HUNTSVILLE, Ala. (WHNT) – Governor Robert Bentley knows it isn’t all good news in the state. But at the Alabama Update luncheon at the Von Braun Center, Wednesday, he assured some good things are happening in Alabama with the resources available.
Bentley jumped right in listing the state’s successes over the years. The first topic: Pre-K education and the legislature’s role in its continued growth state-wide.
“[The legislature] has helped us increase by $10 million the last three years our Pre-K program, which is graded as number one in the country, as being the best,” said Bentley.
In the past year alone, the program has added 100 more programs in 40 counties, reaching 1800 students.
Bentley said it is that foundation that sets students up for success in the state’s college and career readiness programs – and the Tennessee Valley’s highly specialized technology fields.
“This past year we had 3000 more students graduate than the year before, so that’s significant. …if you get a student interested in an area they’re going to graduate from high school,” said Bentley.
Of course, the Governor could not avoid the recent job losses across North Alabama, with factories like International Paper, Pilgrim’s, and Hillshire brands shutting down for good, putting thousands of people out of a job.
“We have to continue to open up jobs for those individuals,” said Bentley. “There are some plants that age out and you can’t stop them, like the Courtland plant. But we are trying to help those individuals.”
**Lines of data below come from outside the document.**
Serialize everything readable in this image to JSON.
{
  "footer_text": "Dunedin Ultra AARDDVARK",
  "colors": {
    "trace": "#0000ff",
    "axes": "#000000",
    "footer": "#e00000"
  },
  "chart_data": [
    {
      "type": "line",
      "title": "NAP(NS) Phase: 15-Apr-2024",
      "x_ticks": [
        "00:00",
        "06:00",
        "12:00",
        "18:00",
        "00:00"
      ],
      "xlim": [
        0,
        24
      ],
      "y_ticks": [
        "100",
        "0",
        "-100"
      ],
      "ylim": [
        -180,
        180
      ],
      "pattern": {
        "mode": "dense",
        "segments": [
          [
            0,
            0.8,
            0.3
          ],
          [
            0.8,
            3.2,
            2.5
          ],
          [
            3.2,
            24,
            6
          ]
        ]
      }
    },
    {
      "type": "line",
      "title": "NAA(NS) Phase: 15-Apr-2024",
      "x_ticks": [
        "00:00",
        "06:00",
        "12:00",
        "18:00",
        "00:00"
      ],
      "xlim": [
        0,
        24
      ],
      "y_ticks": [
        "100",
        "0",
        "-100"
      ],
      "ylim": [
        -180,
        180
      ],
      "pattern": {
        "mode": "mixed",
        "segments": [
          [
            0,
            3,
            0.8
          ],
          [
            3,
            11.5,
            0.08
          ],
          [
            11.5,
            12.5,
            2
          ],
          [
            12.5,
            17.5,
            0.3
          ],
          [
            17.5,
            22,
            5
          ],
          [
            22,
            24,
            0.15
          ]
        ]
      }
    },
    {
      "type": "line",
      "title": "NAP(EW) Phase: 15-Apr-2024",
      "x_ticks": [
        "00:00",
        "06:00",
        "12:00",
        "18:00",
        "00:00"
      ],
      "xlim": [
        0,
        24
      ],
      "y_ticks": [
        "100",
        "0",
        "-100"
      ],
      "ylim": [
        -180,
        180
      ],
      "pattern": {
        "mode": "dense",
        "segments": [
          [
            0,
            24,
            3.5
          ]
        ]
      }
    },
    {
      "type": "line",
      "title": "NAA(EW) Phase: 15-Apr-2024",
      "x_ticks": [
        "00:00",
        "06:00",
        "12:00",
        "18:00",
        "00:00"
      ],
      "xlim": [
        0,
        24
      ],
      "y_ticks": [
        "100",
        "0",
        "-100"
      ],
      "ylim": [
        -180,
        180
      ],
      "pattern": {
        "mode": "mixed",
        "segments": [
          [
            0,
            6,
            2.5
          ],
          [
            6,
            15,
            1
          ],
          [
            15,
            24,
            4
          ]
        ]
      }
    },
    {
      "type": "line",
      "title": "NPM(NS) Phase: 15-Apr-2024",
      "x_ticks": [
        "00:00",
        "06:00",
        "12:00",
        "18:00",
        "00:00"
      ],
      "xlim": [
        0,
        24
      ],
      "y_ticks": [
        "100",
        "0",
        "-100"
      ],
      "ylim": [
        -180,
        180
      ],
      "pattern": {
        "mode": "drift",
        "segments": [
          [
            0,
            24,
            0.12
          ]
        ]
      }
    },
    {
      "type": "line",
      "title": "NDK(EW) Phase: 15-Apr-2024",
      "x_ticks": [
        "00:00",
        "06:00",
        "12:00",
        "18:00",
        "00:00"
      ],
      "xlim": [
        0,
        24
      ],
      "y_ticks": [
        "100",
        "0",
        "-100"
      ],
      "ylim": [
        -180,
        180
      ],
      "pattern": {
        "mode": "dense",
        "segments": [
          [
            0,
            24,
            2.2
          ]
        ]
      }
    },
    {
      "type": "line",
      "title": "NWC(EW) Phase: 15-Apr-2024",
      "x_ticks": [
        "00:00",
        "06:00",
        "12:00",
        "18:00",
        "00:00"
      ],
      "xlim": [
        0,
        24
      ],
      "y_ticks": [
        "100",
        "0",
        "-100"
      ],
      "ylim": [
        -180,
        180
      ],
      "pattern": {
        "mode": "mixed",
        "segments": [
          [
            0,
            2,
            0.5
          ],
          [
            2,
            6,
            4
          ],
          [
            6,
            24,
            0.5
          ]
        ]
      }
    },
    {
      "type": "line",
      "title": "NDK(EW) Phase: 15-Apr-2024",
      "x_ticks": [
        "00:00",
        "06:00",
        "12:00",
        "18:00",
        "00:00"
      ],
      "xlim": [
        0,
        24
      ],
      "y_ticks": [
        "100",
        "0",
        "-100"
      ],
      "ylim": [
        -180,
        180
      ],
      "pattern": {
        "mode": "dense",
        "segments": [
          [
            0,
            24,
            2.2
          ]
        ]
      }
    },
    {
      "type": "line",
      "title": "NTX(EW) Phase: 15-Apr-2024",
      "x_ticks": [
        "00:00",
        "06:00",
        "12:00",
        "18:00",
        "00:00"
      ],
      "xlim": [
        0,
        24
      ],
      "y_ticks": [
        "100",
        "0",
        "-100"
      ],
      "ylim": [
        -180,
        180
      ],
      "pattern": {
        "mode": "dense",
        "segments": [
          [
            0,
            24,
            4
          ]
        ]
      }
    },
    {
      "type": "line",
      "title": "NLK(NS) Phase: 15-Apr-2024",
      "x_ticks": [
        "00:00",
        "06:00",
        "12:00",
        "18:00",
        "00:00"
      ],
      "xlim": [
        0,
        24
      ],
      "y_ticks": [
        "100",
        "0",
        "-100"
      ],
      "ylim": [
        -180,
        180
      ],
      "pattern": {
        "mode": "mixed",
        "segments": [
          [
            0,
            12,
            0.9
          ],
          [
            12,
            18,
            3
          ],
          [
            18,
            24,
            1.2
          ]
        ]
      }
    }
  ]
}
Bentley says it is corporations like Remington arms, and the jobs they bring, that make the state even more appealing to companies. While the governor would not name any specifics, he does say the state continues to court various industries in hopes of creating even more Alabama jobs.
The governor also took the opportunity to address the state’s healthcare issues, specifically Medicaid. He set himself apart from his Democratic opponent Parker Griffith by once again staunchly stating his refusal to expand the program in Alabama.
Instead he wants to focus on getting more people off Medicaid.
“We are not trying to expand Medicaid, but reduce Medicaid and create more jobs. But we are reforming Medicaid,” said Bentley.
He referenced Huntsville Hospital’s participation in creating regional care organizations, where a community-led network coordinates the health care of Medicaid patients in each region.
“Medicaid has not been working, ever,” said Bentley. “I saw Medicaid patients and it didn’t work. But we want to make sure the 950,000 patients on Medicaid right now are taken care of properly and managed well.”